Introduzione (Teaser)

From food to fuel, bacteria are routinely used in various applications. To widen their range of industrial applications, European scientists developed tools and standards for obtaining genetically engineered bacterial clones.

Descrizione progetto (Article)

Bacteria are routinely used in biotechnological and industrial applications that exploit their natural chemical reactions. Additionally, with the advent of genetic engineering they can be programmed to produce substances that could be utilised in food manufacturing, agriculture and medicine.

Escherichia coli is the most commonly used bacterial strain in molecular biology. Attempts to expand the engineering toolbox beyond E. coli have been met with difficulty and were largely application-dependent. To be able to assemble specific DNA segments together in a high-throughput manner and design synthetic genomes, better molecular tools are required.

Using a combination of synthetic biology, engineering and bioinformatics, the EU-funded http://www.cnb.csic.es/~stflow-project/ST-Flow/Welcome.html (ST-FLOW) project set out to develop molecular tools and computational standards for reproducibly obtaining genetically engineered bacteria.

The consortium wished to build on existing knowledge of biochemical processes and organisms, and improve the industrial exploitability of the biological world.

For this purpose, they optimised all the necessary steps from DNA sequence design to construction of biosynthetic pathways or interacting systems that respond to external signals. A DNA assembly strategy called Modular Overlap-Directed Assembly with Linkers (MODAL) was established for putting together compatible pieces of DNA.

The physical assembly of DNA functional modules (origins of replication, antibiotic markers, expression systems and reporter genes) led to the creation of an online database of plasmid and transposon vectors. These molecular tools were designed with potential applicability for both gram-negative and gram-positive bacteria.

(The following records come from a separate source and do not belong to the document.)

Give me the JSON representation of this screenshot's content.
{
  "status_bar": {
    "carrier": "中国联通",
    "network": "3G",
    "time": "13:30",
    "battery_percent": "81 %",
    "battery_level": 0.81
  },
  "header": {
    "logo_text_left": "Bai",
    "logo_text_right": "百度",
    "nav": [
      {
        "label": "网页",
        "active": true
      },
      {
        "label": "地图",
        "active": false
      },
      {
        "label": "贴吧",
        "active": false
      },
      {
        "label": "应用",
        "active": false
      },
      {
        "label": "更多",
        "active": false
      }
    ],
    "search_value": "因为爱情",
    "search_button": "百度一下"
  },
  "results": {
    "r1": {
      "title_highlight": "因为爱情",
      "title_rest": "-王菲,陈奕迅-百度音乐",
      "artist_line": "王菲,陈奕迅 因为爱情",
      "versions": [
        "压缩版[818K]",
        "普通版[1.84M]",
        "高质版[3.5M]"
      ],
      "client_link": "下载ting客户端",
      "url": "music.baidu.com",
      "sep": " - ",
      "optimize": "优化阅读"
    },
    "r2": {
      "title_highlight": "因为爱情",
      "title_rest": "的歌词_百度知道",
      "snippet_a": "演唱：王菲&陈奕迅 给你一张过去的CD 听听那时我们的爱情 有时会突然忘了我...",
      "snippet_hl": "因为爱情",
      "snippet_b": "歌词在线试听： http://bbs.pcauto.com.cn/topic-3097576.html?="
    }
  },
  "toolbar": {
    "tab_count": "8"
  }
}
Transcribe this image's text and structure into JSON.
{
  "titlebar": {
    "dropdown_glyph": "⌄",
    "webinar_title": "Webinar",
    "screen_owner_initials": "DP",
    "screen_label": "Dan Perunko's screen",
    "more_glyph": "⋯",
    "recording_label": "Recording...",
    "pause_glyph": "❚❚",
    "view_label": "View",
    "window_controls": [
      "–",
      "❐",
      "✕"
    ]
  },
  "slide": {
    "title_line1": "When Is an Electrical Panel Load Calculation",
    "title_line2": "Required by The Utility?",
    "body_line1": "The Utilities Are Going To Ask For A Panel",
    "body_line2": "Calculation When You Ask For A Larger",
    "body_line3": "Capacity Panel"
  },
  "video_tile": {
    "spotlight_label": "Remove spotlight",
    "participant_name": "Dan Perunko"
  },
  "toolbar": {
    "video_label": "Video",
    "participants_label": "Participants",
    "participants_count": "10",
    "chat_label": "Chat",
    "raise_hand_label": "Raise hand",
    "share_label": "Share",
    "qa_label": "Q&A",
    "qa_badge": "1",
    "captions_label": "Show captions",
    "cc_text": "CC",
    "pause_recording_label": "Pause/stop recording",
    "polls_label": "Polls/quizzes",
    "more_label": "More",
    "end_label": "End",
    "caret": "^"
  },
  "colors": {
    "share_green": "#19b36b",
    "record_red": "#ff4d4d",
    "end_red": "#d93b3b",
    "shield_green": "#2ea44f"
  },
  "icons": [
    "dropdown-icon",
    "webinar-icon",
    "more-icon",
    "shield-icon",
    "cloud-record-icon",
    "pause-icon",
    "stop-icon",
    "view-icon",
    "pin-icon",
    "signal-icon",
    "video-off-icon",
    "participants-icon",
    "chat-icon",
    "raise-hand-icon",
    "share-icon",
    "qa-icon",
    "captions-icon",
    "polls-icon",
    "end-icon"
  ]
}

Predicting the behaviour of a synthetic genetic system requires detailed knowledge of its component parts. As a result, ST-FLOW partners standardised the methods for determining the functional relationship between a transcriptional regulator and its target promoter. Additionally, they performed a transposon mutagenesis study that enabled them to identify genomic regions with sustained transcriptional capacity. Vector constructs containing sensor elements that could respond to external or internal signals were also designed.

The ST-FLOW platform is expected to find immediate application in the industrial manufacture of bacterial strains tailored for biocatalysis speeding up chemical reactions in production. The new bacteria can also be used as biosensors to detectenvironmental pollutants.